金融庁がいまさら国内仮想通貨業者にコールドウォレット管理を徹底

国内ではこの数年で「仮想通貨交換業者」がハッキングなどの被害で問題を起こしています。

ここにきて、金融庁がいまごろになってようやく仮想通貨を管理する際の「社内規定厳格化」を各業者に要請していることがわかりました。

 

コールドウォレットも決して安全ではない国内業者

仮想通貨はそれ自体よりも仮想通貨を扱う交換業者の「システムレベルの低さ」や「業務プロセス」に大きな問題があることはコインチェックがハッキングにあった直後から指摘されてきました。

ようやくここへきて金融庁が重い腰をあげてホットウォレット内で管理する顧客の仮想通貨を制限し、厳密に秘密鍵を管理することとなったものの、今度はコールドウォレット上で管理する仮想通貨が業者の内部の者による不正引き出しリスクを高めることとなり、コールドウォレットでの管理体制もより厳密にしていくことを求めることとなったわけです。

いまごろこの手の話を聞きますと、そんなレベルの管理をしていたのかと改めて驚かされる次第ですが、どうも国内業者はその程度のもので想像以上に危ないことがわかります。

 

カナダでは仮想通貨事業主が「突然死」して金が出せなくという事態も

ビットコイン等主要な仮想通貨を扱うカナダ最大の仮想通貨交換所の創業者がインドで昨年12月に急死したことから、利用者が通貨を一切引き出すことができない状態に陥り、結果的にこの業者は破綻するというとんでもない事態が起きています。

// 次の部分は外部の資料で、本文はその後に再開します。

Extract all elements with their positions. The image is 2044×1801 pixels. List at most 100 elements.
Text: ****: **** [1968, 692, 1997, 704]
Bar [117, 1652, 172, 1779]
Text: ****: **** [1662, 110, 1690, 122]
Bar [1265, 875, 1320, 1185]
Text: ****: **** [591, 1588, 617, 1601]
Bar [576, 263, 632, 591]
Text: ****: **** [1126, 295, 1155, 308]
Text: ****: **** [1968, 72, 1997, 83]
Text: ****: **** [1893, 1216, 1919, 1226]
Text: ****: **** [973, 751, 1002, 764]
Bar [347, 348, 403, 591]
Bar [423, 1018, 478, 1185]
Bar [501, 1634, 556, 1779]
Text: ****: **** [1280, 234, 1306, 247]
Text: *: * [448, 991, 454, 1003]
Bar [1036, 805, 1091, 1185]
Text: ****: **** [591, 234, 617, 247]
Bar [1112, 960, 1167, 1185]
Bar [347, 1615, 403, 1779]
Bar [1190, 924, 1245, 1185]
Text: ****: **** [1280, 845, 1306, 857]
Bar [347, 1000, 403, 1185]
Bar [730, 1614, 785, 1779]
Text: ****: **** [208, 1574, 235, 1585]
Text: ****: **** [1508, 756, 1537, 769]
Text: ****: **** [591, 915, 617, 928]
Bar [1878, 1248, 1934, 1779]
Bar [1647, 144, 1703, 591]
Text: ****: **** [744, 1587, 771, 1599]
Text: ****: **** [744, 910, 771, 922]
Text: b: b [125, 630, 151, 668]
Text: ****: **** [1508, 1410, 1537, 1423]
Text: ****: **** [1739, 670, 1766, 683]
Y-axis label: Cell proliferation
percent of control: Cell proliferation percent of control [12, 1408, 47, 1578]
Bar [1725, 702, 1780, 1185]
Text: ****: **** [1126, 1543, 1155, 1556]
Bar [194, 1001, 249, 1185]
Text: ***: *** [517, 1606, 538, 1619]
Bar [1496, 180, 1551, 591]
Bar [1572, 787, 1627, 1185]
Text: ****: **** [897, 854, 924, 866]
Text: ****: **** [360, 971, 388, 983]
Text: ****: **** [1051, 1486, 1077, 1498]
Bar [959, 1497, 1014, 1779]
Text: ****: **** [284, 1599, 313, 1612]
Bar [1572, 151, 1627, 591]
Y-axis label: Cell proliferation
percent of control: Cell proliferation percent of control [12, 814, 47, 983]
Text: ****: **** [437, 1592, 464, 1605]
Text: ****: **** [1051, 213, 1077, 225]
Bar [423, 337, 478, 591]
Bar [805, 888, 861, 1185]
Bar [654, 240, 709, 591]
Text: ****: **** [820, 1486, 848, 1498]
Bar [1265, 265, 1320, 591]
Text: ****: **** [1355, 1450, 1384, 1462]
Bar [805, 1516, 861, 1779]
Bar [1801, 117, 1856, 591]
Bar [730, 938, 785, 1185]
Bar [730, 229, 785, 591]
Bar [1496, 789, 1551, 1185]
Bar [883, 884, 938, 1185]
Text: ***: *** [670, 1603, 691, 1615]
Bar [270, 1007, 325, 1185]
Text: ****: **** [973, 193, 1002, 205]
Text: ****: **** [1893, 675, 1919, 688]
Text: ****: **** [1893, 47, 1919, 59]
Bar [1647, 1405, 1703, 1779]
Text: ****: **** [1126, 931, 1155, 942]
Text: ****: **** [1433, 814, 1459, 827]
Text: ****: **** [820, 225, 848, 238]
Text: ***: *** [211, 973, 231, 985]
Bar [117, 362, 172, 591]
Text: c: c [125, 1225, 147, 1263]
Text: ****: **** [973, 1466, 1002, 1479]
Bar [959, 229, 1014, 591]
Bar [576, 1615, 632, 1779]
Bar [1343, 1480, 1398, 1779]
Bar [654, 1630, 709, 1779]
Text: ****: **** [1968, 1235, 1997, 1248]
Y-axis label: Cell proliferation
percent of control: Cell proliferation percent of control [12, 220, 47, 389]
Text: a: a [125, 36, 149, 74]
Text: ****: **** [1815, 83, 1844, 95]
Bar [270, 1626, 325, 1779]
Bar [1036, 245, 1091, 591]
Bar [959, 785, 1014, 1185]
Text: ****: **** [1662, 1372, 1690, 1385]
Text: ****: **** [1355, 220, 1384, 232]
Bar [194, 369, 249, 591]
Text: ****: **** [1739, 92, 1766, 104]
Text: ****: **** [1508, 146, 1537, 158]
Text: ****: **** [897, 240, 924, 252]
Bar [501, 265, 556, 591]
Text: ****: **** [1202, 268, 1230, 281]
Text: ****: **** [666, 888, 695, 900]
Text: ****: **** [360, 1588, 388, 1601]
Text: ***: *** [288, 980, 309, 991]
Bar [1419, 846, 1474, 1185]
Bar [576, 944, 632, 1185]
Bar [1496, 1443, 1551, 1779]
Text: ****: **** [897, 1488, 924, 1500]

会社組織からCEOがいなくなっても別に問題ないだろうと思うのが通常の発想です。

しかし、この会社はなぜか創業者自身が「一人でパスワード管理をしていた」ことから顧客からのオーダーを仮想通貨が実行できないというとんでもない事態に追い込まれてしまったわけです。

通常仮想通貨の保有者が、パスワードが判らなくなって引き出せないという稚拙な事態はよくあることです。

しかし、預けた先の仮想通貨交換所でもパスワードが判らなくなるとどうにもならないというのは、前代未聞の事態です。この事件から、仮想通貨取引所を使うかは大変クリティカルな問題になってきていることがあらためてわかります。

国内ではさすがにここまでの問題は起きていませんが、デジタルアセッツを扱うということは既存の通貨を扱うビジネスとは大きくことなり、想定外の事態が起きることはよく認識しておかなくてはなりません。

正直外から見ていると、どの仮想通貨交換業もたいして違わないように見えますが、ひとたび問題が起きてしまうと、その中身に違いがあることが最近になって続々と顕在化してきており、我々も業者選びについては真剣に考える必要があることを痛感させられます。